Go ahead and source/load the changes into your profile:
$ source ~/.bashrc
Now we’re ready to create your Python 3 optical character recognition virtual environment named ocr :
$ mkvirtualenv ocr -p python3
Step #3: Installing packages into your ocr virtual environment
Let’s first install OpenCV, PyTesseract, and Pi Camera python package using the following commands:
$ workon ocr $ pip install numpy opencv-contrib-python $ pip install pytesseract $ pip install "picamera[array]"
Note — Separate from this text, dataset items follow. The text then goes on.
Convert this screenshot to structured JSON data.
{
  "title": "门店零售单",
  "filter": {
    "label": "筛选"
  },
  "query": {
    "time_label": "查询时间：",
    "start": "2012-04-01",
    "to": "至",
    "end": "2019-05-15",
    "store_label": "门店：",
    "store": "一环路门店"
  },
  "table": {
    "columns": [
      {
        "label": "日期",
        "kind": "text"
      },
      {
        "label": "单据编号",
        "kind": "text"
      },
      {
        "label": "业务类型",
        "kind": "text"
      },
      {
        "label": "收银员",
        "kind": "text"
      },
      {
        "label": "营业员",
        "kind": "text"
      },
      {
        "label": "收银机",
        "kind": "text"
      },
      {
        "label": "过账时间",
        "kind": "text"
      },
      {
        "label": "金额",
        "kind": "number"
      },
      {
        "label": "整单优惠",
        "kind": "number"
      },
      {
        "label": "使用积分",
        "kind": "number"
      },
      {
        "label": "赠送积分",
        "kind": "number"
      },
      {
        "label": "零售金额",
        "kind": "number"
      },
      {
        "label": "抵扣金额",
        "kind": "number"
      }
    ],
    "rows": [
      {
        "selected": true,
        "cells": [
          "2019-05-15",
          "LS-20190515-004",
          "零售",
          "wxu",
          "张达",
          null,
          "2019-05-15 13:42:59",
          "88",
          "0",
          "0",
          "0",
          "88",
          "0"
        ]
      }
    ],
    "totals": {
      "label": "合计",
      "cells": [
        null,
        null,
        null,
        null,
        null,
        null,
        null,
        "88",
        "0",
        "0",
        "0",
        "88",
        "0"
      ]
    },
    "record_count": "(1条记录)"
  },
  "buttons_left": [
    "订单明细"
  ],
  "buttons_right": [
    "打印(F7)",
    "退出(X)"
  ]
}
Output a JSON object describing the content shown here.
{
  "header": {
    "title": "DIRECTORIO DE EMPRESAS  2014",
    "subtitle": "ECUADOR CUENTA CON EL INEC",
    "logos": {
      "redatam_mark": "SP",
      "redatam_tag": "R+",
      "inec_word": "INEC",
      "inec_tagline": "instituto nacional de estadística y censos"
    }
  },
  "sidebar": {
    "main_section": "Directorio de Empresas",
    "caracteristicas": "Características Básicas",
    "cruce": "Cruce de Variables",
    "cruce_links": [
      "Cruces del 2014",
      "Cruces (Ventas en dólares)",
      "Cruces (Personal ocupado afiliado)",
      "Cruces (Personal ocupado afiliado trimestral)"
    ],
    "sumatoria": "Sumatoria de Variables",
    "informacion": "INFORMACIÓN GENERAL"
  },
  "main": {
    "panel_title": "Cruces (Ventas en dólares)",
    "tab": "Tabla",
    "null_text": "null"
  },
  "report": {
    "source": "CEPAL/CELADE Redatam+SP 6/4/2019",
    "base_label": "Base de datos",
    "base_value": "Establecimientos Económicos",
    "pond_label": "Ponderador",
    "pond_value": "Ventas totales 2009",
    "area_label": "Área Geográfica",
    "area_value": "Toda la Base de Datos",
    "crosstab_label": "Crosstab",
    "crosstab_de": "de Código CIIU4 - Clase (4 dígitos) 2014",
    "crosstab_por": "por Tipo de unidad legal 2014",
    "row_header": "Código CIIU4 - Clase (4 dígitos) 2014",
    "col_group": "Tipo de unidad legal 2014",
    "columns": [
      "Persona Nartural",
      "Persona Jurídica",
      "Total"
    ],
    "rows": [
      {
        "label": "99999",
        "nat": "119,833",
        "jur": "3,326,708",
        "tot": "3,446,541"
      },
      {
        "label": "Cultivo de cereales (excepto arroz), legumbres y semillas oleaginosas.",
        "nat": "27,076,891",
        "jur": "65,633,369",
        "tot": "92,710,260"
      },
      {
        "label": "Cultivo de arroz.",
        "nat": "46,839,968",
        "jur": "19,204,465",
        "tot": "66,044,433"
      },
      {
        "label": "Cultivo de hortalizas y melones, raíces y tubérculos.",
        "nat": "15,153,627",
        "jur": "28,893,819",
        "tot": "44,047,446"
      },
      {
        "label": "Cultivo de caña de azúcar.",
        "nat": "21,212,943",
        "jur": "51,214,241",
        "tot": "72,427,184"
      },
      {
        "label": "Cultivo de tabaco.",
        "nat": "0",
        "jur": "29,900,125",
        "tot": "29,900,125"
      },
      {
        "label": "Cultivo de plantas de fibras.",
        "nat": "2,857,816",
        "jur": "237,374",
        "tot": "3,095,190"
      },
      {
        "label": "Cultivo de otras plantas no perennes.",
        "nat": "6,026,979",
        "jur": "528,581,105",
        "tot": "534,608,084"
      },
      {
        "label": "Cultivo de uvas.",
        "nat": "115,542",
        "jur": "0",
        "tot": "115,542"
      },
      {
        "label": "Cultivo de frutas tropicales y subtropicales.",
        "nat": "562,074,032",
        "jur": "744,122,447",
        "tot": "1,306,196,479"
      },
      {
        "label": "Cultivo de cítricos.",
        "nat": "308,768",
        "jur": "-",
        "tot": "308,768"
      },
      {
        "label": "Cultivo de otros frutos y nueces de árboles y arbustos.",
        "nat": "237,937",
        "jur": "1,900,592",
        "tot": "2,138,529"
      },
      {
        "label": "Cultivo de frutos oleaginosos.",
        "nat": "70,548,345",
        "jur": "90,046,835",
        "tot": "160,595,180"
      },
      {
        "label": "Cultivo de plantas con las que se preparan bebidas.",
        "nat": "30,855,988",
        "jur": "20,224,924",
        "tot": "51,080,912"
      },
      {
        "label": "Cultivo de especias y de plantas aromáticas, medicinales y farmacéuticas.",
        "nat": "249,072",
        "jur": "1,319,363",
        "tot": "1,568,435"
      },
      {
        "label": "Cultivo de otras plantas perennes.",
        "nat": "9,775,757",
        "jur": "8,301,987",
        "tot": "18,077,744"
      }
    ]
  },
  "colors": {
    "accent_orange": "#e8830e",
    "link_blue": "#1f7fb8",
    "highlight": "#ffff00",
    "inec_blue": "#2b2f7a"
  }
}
Next, we will install other computer vision and machine learning libraries:
$ pip install pillow scipy $ pip install scikit-learn scikit-image $ pip install imutils matplotlib $ pip install requests beautifulsoup4 $ pip install textblob progressbar pandas
Since there are no official Tensorflow 2.2 pre-compiled binaries available for Raspberry Pi, we will be using unofficial pre-compiled binaries to install it using the following commands:
$ cd ~ $ workon ocr $ wget https://github.com/lhelontra/tensorflow-on-arm/releases/download/v2.2.0/tensorflow-2.2.0-cp37-none-linux_armv7l.whl $ pip install tensorflow-2.2.0-cp37-none-linux_armv7l.whl
That’s it! Your Raspberry Pi is now ready to run code examples from the OCR Book.
Note:
- Few chapters in the book require you to install additional packages so always check the beginning of the chapter to make sure you are not missing out on installing any particular package.
- Unfortunately, it seems like there are no PyTorch precompiled binaries available for Raspberry Pi and hence you won’t be able to run code from chapter(s) using EasyOCR package.